Qui peut donc encore croire que les talibans ont changé depuis 2001?

Depuis le 12 août, la Fédération internationale des journalistes (FIJ), première organisation mondiale professionnelle représentant plus de 600 000 journalistes dans 150 pays, a mis en sécurité plusieurs centaines de journalistes, après avoir reçu des milliers de messages de détresse. Grâce à ses syndicats membres, un certain nombre a pu obtenir des visas humanitaires et a rejoint l’Europe, les États-Unis, le Canada, l’Australie, le Qatar, l’Inde et surtout le Pakistan. Ce sont des solutions d’urgence pour ces consœurs et ces confrères, souvent accompagnés de leurs familles, qui ont tout laissé derrière eux. Mais ensuite? Quel avenir leur dessiner dans un pays d’accueil où ils ne parlent pas la langue où rien ne peut leur être promis, à part une vie (plus) en sécurité évidemment?

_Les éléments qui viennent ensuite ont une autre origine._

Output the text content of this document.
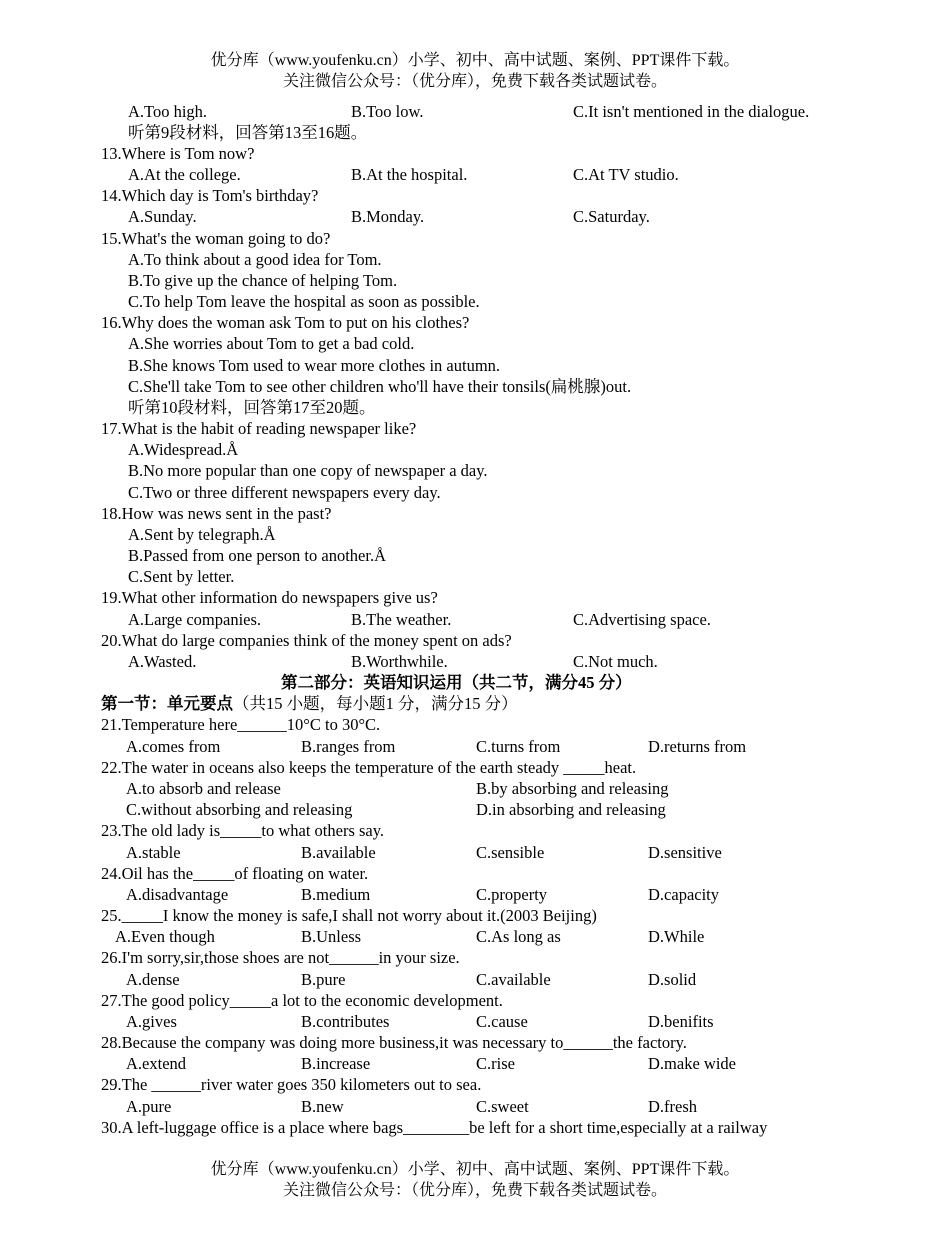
优分库（www.youfenku.cn）小学、初中、高中试题、案例、PPT课件下载。
关注微信公众号：（优分库），免费下载各类试题试卷。
A.Too high.	B.Too low.	C.It isn't mentioned in the dialogue.
听第9段材料，回答第13至16题。
13.Where is Tom now?
A.At the college.	B.At the hospital.	C.At TV studio.
14.Which day is Tom's birthday?
A.Sunday.	B.Monday.	C.Saturday.
15.What's the woman going to do?
A.To think about a good idea for Tom.
B.To give up the chance of helping Tom.
C.To help Tom leave the hospital as soon as possible.
16.Why does the woman ask Tom to put on his clothes?
A.She worries about Tom to get a bad cold.
B.She knows Tom used to wear more clothes in autumn.
C.She'll take Tom to see other children who'll have their tonsils(扁桃腺)out.
听第10段材料，回答第17至20题。
17.What is the habit of reading newspaper like?
A.Widespread.Å
B.No more popular than one copy of newspaper a day.
C.Two or three different newspapers every day.
18.How was news sent in the past?
A.Sent by telegraph.Å
B.Passed from one person to another.Å
C.Sent by letter.
19.What other information do newspapers give us?
A.Large companies.	B.The weather.	C.Advertising space.
20.What do large companies think of the money spent on ads?
A.Wasted.	B.Worthwhile.	C.Not much.
第二部分：英语知识运用（共二节，满分45 分）
第一节：单元要点（共15 小题，每小题1 分，满分15 分）
21.Temperature here______10°C to 30°C.
A.comes from	B.ranges from	C.turns from	D.returns from
22.The water in oceans also keeps the temperature of the earth steady _____heat.
A.to absorb and release	B.by absorbing and releasing
C.without absorbing and releasing	D.in absorbing and releasing
23.The old lady is_____to what others say.
A.stable	B.available	C.sensible	D.sensitive
24.Oil has the_____of floating on water.
A.disadvantage	B.medium	C.property	D.capacity
25._____I know the money is safe,I shall not worry about it.(2003 Beijing)
A.Even though	B.Unless	C.As long as	D.While
26.I'm sorry,sir,those shoes are not______in your size.
A.dense	B.pure	C.available	D.solid
27.The good policy_____a lot to the economic development.
A.gives	B.contributes	C.cause	D.benifits
28.Because the company was doing more business,it was necessary to______the factory.
A.extend	B.increase	C.rise	D.make wide
29.The ______river water goes 350 kilometers out to sea.
A.pure	B.new	C.sweet	D.fresh
30.A left-luggage office is a place where bags________be left for a short time,especially at a railway
优分库（www.youfenku.cn）小学、初中、高中试题、案例、PPT课件下载。
关注微信公众号：（优分库），免费下载各类试题试卷。
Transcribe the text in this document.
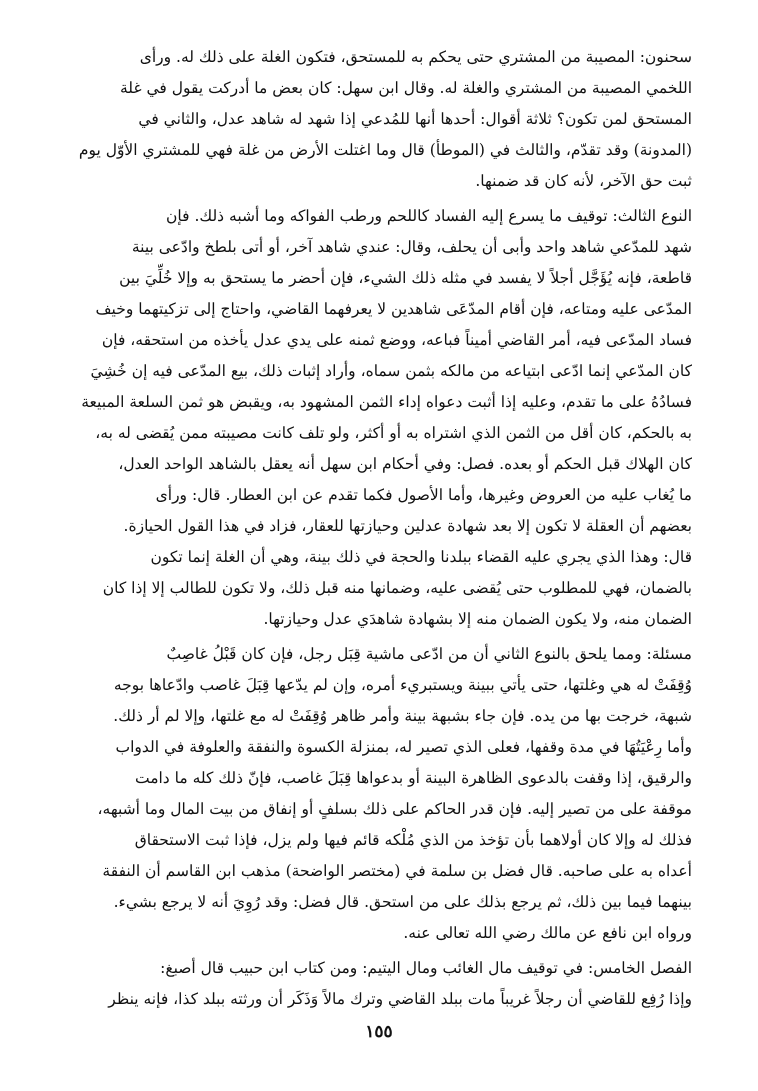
سحنون: المصيبة من المشتري حتى يحكم به للمستحق، فتكون الغلة على ذلك له. ورأى
اللخمي المصيبة من المشتري والغلة له. وقال ابن سهل: كان بعض ما أدركت يقول في غلة
المستحق لمن تكون؟ ثلاثة أقوال: أحدها أنها للمُدعي إذا شهد له شاهد عدل، والثاني في
(المدونة) وقد تقدّم، والثالث في (الموطأ) قال وما اغتلت الأرض من غلة فهي للمشتري الأوّل يوم
ثبت حق الآخر، لأنه كان قد ضمنها.

النوع الثالث: توقيف ما يسرع إليه الفساد كاللحم ورطب الفواكه وما أشبه ذلك. فإن
شهد للمدّعي شاهد واحد وأبى أن يحلف، وقال: عندي شاهد آخر، أو أتى بلطخ وادّعى بينة
قاطعة، فإنه يُؤَجَّل أجلاً لا يفسد في مثله ذلك الشيء، فإن أحضر ما يستحق به وإلا خُلِّيَ بين
المدّعى عليه ومتاعه، فإن أقام المدّعَى شاهدين لا يعرفهما القاضي، واحتاج إلى تزكيتهما وخيف
فساد المدّعى فيه، أمر القاضي أميناً فباعه، ووضع ثمنه على يدي عدل يأخذه من استحقه، فإن
كان المدّعي إنما ادّعى ابتياعه من مالكه بثمن سماه، وأراد إثبات ذلك، بيع المدّعى فيه إن خُشِيَ
فسادُهُ على ما تقدم، وعليه إذا أثبت دعواه إداء الثمن المشهود به، ويقبض هو ثمن السلعة المبيعة
به بالحكم، كان أقل من الثمن الذي اشتراه به أو أكثر، ولو تلف كانت مصيبته ممن يُقضى له به،
كان الهلاك قبل الحكم أو بعده. فصل: وفي أحكام ابن سهل أنه يعقل بالشاهد الواحد العدل،
ما يُغاب عليه من العروض وغيرها، وأما الأصول فكما تقدم عن ابن العطار. قال: ورأى
بعضهم أن العقلة لا تكون إلا بعد شهادة عدلين وحيازتها للعقار، فزاد في هذا القول الحيازة.
قال: وهذا الذي يجري عليه القضاء ببلدنا والحجة في ذلك بينة، وهي أن الغلة إنما تكون
بالضمان، فهي للمطلوب حتى يُقضى عليه، وضمانها منه قبل ذلك، ولا تكون للطالب إلا إذا كان
الضمان منه، ولا يكون الضمان منه إلا بشهادة شاهدَي عدل وحيازتها.

مسئلة: ومما يلحق بالنوع الثاني أن من ادّعى ماشية قِبَل رجل، فإن كان قَبْلُ غاصِبٌ
وُقِفَتْ له هي وغلتها، حتى يأتي ببينة ويستبريء أمره، وإن لم يدّعها قِبَلَ غاصب وادّعاها بوجه
شبهة، خرجت بها من يده. فإن جاء بشبهة بينة وأمر ظاهر وُقِفَتْ له مع غلتها، وإلا لم أر ذلك.
وأما رِعْيَتُهَا في مدة وقفها، فعلى الذي تصير له، بمنزلة الكسوة والنفقة والعلوفة في الدواب
والرقيق، إذا وقفت بالدعوى الظاهرة البينة أو بدعواها قِبَلَ غاصب، فإنّ ذلك كله ما دامت
موقفة على من تصير إليه. فإن قدر الحاكم على ذلك بسلفٍ أو إنفاق من بيت المال وما أشبهه،
فذلك له وإلا كان أولاهما بأن تؤخذ من الذي مُلْكه قائم فيها ولم يزل، فإذا ثبت الاستحقاق
أعداه به على صاحبه. قال فضل بن سلمة في (مختصر الواضحة) مذهب ابن القاسم أن النفقة
بينهما فيما بين ذلك، ثم يرجع بذلك على من استحق. قال فضل: وقد رُوِيَ أنه لا يرجع بشيء.
ورواه ابن نافع عن مالك رضي الله تعالى عنه.

الفصل الخامس: في توقيف مال الغائب ومال اليتيم: ومن كتاب ابن حبيب قال أصبغ:
وإذا رُفِع للقاضي أن رجلاً غريباً مات ببلد القاضي وترك مالاً وَذَكَر أن ورثته ببلد كذا، فإنه ينظر

١٥٥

La FIJ a déjà collecté plus de 80 000 euros pour les journalistes afghans et continue à recevoir des dons vers son fonds de sécurité. Mais c’est malheureusement insuffisant tant les demandes sont nombreuses. Il reste de nombreux journalistes sur place, dans toutes les régions, et ils sont soutenus par l’Association des journalistes afghans indépendants (AIJA) et le Syndicat national des journalistes afghans (ANJU), les deux membres de la FIJ sur place. Essentiellement des consœurs et des confrères qui n’ont pas pu (encore) s’enfuir. Ou qui n’ont pas voulu partir, car certains souhaitent poursuivre leurs reportages sur le terrain au péril de leur vie et témoigner d’un bouleversement politique historique.

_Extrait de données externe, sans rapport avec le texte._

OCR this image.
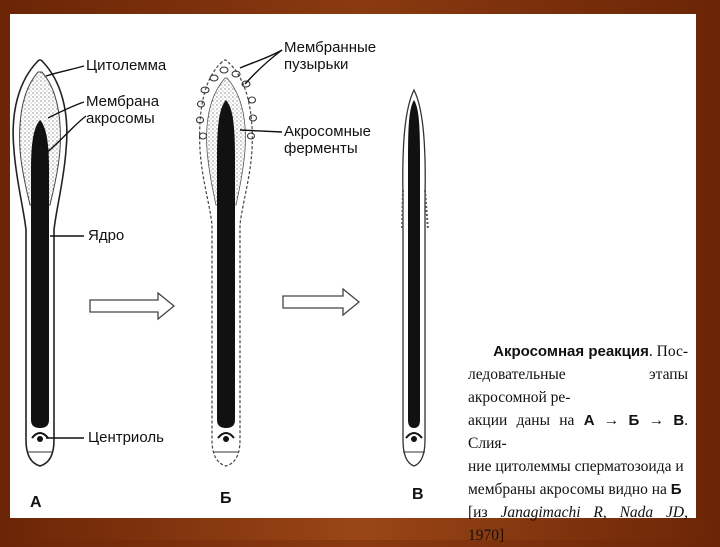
Цитолемма
Мембрана
акросомы
Ядро
Центриоль
Мембранные
пузырьки
Акросомные
ферменты
А	Б	В
Акросомная реакция. Пос-
ледовательные этапы акросомной ре-
акции даны на А → Б → В. Слия-
ние цитолеммы сперматозоида и
мембраны акросомы видно на Б
[из Janagimachi R, Nada JD, 1970]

Plus de 120 médias ont baissé pavillon

Autour des derniers représentants de la profession afghane se referme le piège de la politique talibane pour les médias. Sans glorifier les vingt dernières années d’occupation américaine, tous s’accordent sur le fait qu’il y avait eu des avancées sociétales, même si le patriarcat couplé à la religion détenait in fine le pouvoir. Déjà plus de 120 médias ont baissé pavillon, ne sont plus autorisés à émettre ou n’ont plus les moyens économiques de fonctionner, la publicité ayant disparu des écrans de contrôle. Le chômage des journalistes est estimé entre 70 et 80% et ceux qui tentent de remplir leur mission d’informer reçoivent des avertissements et des menaces de mort par téléphone et par courrier de la part de groupes terroristes et de responsables talibans locaux.

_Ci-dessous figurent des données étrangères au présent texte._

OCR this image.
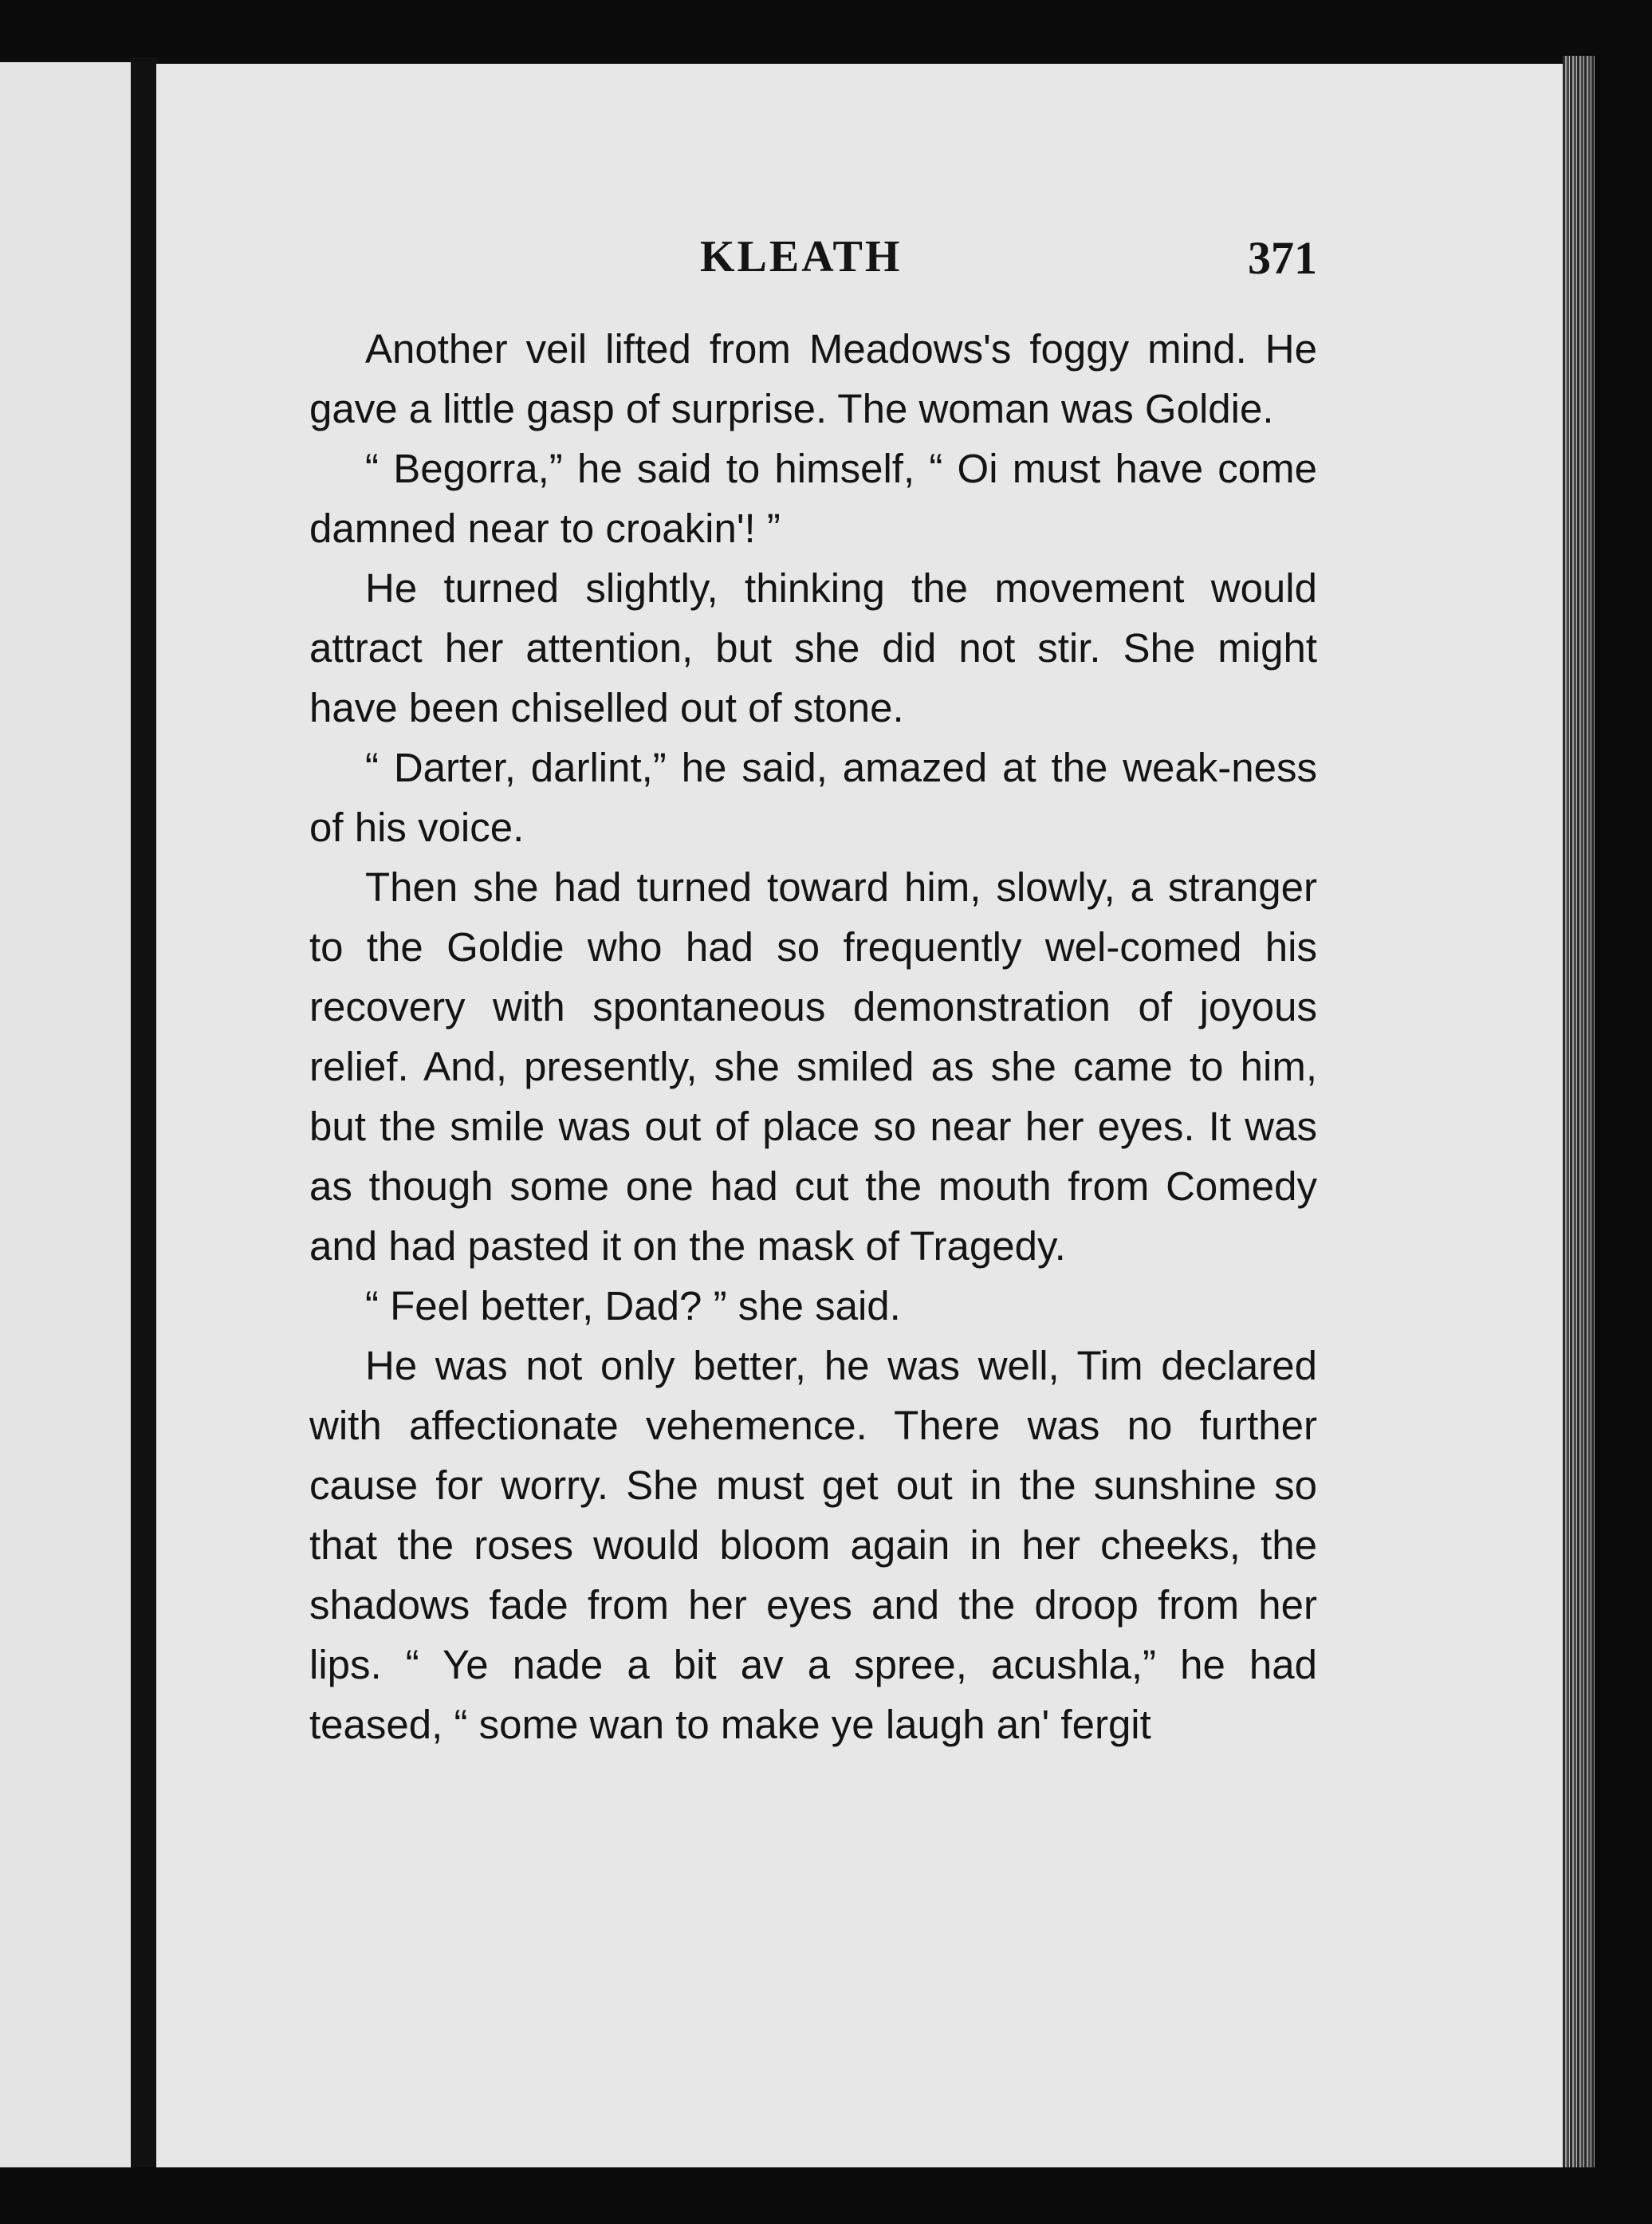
KLEATH	371

Another veil lifted from Meadows's foggy mind. He gave a little gasp of surprise. The woman was Goldie.

“ Begorra,” he said to himself, “ Oi must have come damned near to croakin'! ”

He turned slightly, thinking the movement would attract her attention, but she did not stir. She might have been chiselled out of stone.

“ Darter, darlint,” he said, amazed at the weak-ness of his voice.

Then she had turned toward him, slowly, a stranger to the Goldie who had so frequently wel-comed his recovery with spontaneous demonstration of joyous relief. And, presently, she smiled as she came to him, but the smile was out of place so near her eyes. It was as though some one had cut the mouth from Comedy and had pasted it on the mask of Tragedy.

“ Feel better, Dad? ” she said.

He was not only better, he was well, Tim declared with affectionate vehemence. There was no further cause for worry. She must get out in the sunshine so that the roses would bloom again in her cheeks, the shadows fade from her eyes and the droop from her lips. “ Ye nade a bit av a spree, acushla,” he had teased, “ some wan to make ye laugh an' fergit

Que va-t-il rester des médias afghans après ces vingt années de semblant de liberté pour l’information, alors que le pays caracole presque en tête de la liste de la FIJ des journalistes assassinés: dix ont été les victimes de la barbarie religieuse en 2020 – soit le deuxième pays le plus dangereux après le Mexique? Comment passer également sous silence cet assassinat aussi odieux qu’ignoble de trois consœurs le 3 mars dernier? Le secrétaire général des Nations unies a souligné l’absolue nécessité d’accueillir les réfugiés afghans, mais il faut aller plus loin désormais.

La FIJ en appelle aujourd’hui la directrice générale de l’Unesco, Audrey Azoulay, à prendre position pour assurer la protection et la sécurité des journalistes en Afghanistan, reporters étrangers comme journalistes locaux, qui se trouvent en première ligne. La FIJ appelle également la haut-commissaire aux droits de l’homme des Nations unies, Michèle Bachelet, pour que le journalisme indépendant soit sanctuarisé en Afghanistan, parangon d’un bien public, un des droits humains essentiel pour le maintien de la démocratie.

Ne les oublions pas. Obstinons-nous

La lumière de l’information ne doit pas s’éteindre sur l’Afghanistan. Nous en sommes tous conscients. «Les régimes totalitaires n’ont pas de meilleurs alliés que la lassitude et l’oubli. Nos mots d’ordre sont donc évidents: ce sont la mémoire et l’obstination», écrivait Albert Camus, l’écrivain et le journaliste français, dans son message aux écrivains hongrois en exil en 1957. Nous tous, Fédération internationale des journalistes et agences des Nations unies, sommes tous comptables et responsables de l’avenir des femmes et des hommes journalistes afghans. Ne les oublions pas. Obstinons-nous. Regimbons. Maintenant.